An opened bottle of ketchup can be stored in the refrigerator for one to six months without changes to color or texture. Obviously, if it smells or looks rancid or "off", it should be discarded. But because ketchup is so high in acidity, it keeps quite well.

Unopened bottles may be kept in the pantry.

What to make with leftover Ketchup?

Equal parts ketchup and kosher salt to buff tarnished copper to a gleaming shine. Use a soft cotton cloth to buff on the mixture, and another cloth to wipe it clean.

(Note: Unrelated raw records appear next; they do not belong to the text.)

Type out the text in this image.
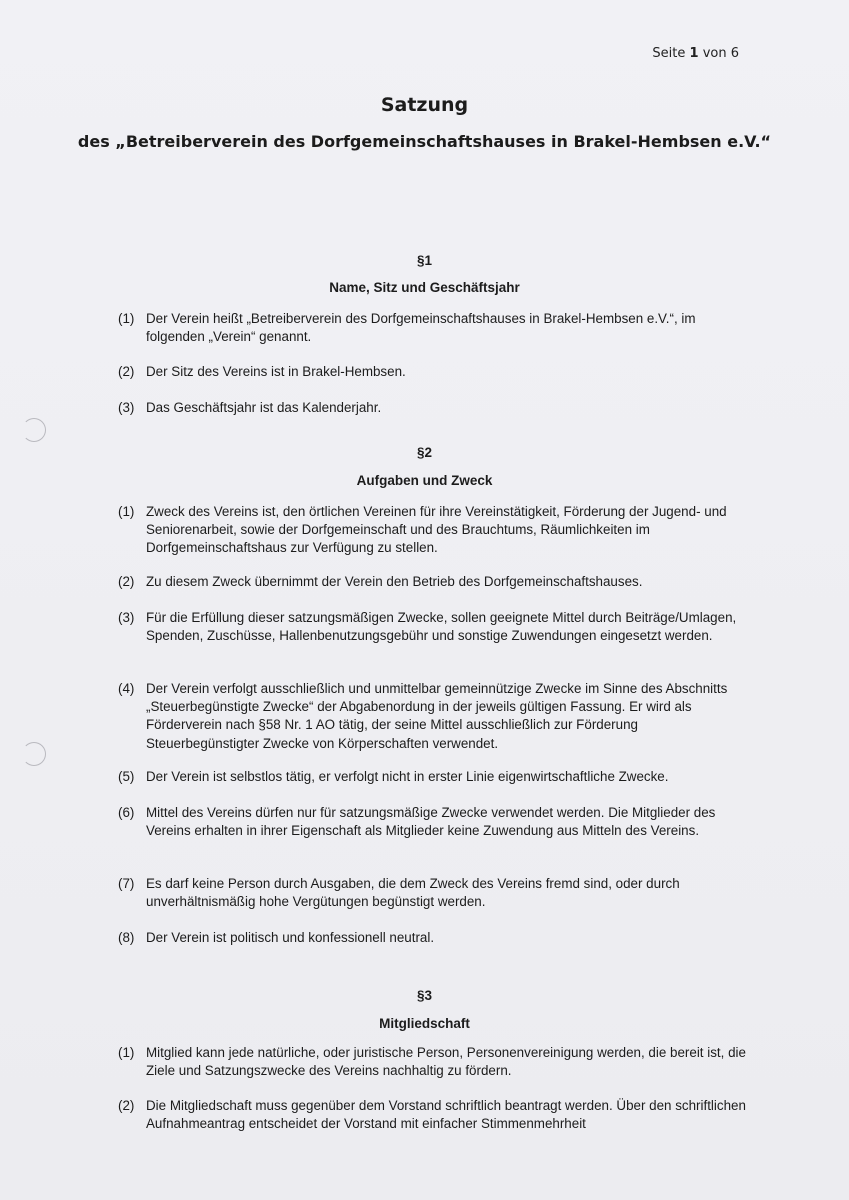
Seite 1 von 6
Satzung
des „Betreiberverein des Dorfgemeinschaftshauses in Brakel-Hembsen e.V.“
§1
Name, Sitz und Geschäftsjahr
(1) Der Verein heißt „Betreiberverein des Dorfgemeinschaftshauses in Brakel-Hembsen e.V.“, im folgenden „Verein“ genannt.
(2) Der Sitz des Vereins ist in Brakel-Hembsen.
(3) Das Geschäftsjahr ist das Kalenderjahr.
§2
Aufgaben und Zweck
(1) Zweck des Vereins ist, den örtlichen Vereinen für ihre Vereinstätigkeit, Förderung der Jugend- und Seniorenarbeit, sowie der Dorfgemeinschaft und des Brauchtums, Räumlichkeiten im Dorfgemeinschaftshaus zur Verfügung zu stellen.
(2) Zu diesem Zweck übernimmt der Verein den Betrieb des Dorfgemeinschaftshauses.
(3) Für die Erfüllung dieser satzungsmäßigen Zwecke, sollen geeignete Mittel durch Beiträge/Umlagen, Spenden, Zuschüsse, Hallenbenutzungsgebühr und sonstige Zuwendungen eingesetzt werden.
(4) Der Verein verfolgt ausschließlich und unmittelbar gemeinnützige Zwecke im Sinne des Abschnitts „Steuerbegünstigte Zwecke“ der Abgabenordung in der jeweils gültigen Fassung. Er wird als Förderverein nach §58 Nr. 1 AO tätig, der seine Mittel ausschließlich zur Förderung Steuerbegünstigter Zwecke von Körperschaften verwendet.
(5) Der Verein ist selbstlos tätig, er verfolgt nicht in erster Linie eigenwirtschaftliche Zwecke.
(6) Mittel des Vereins dürfen nur für satzungsmäßige Zwecke verwendet werden. Die Mitglieder des Vereins erhalten in ihrer Eigenschaft als Mitglieder keine Zuwendung aus Mitteln des Vereins.
(7) Es darf keine Person durch Ausgaben, die dem Zweck des Vereins fremd sind, oder durch unverhältnismäßig hohe Vergütungen begünstigt werden.
(8) Der Verein ist politisch und konfessionell neutral.
§3
Mitgliedschaft
(1) Mitglied kann jede natürliche, oder juristische Person, Personenvereinigung werden, die bereit ist, die Ziele und Satzungszwecke des Vereins nachhaltig zu fördern.
(2) Die Mitgliedschaft muss gegenüber dem Vorstand schriftlich beantragt werden. Über den schriftlichen Aufnahmeantrag entscheidet der Vorstand mit einfacher Stimmenmehrheit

Ketchup is acidic because of the tomatoes and vinegar. To the delight of penny-pinchers, this acidity makes it an inexpensive cleanser and polisher, especially for metals. Ketchup is also highly effective on brass. People rub it on brass items such as jewelry and lamps to remove tarnish, using the same method as copper.

Food Science

It’s hard to get ketchup out of the bottle because ketchup is made of particles from pulverized tomatoes, along with water, vinegar, corn syrup and spices and is a Non-newtonian fluid. Newtonian fluids retain their viscosity — or resistance to flow — regardless of the amount of force you put on them. So, ketchup gets thinner the harder you push. Below a certain point of force, ketchup behaves like a solid, leaving you frustrated with anticipation.

Once you shake the bottle beyond that breaking point, the ketchup becomes 1,000 times thinner, giving you that shower of tomato paste that drowns your fries. How? Well, when you give that bottle a good, hard shake, all those spherical particles get squished into ellipses that easily flow past each other.

Cooking tips for Ketchup

You can make your own ketchup! Mix together the tomato paste, white vinegar, brown sugar, garlic powder, onion powder, allspice, salt, molasses, corn syrup, and water in a saucepan over low heat; simmer gently until you get the consistency of ketchup, 45 minutes to 1 hour. Taste and adjust salt if necessary before serving.

Push already-sweet ketchup to the sugary edge with a carton of fresh strawberries. A few spices and some hot pepper sauce make it the rewarding barbecue sauce that can be added to burgers and BBQ.

Ketchup can be substituted for tamarind paste in your next Pad Thai recipe.

What are the health benefits of Ketchup?

As well as being high in vitamin C and low in fat, ketchup contains vitamin A, which is key for a healthy immune system and, perhaps crucially, good vision.

Ketchup contains practically no fat, with less than 0.1 gram in each 1-tablespoon serving.

One of the benefits of ketchup is it’s high in lycopene. Lycopene is an antioxidant, which means it protects your body's cells from free radical damage.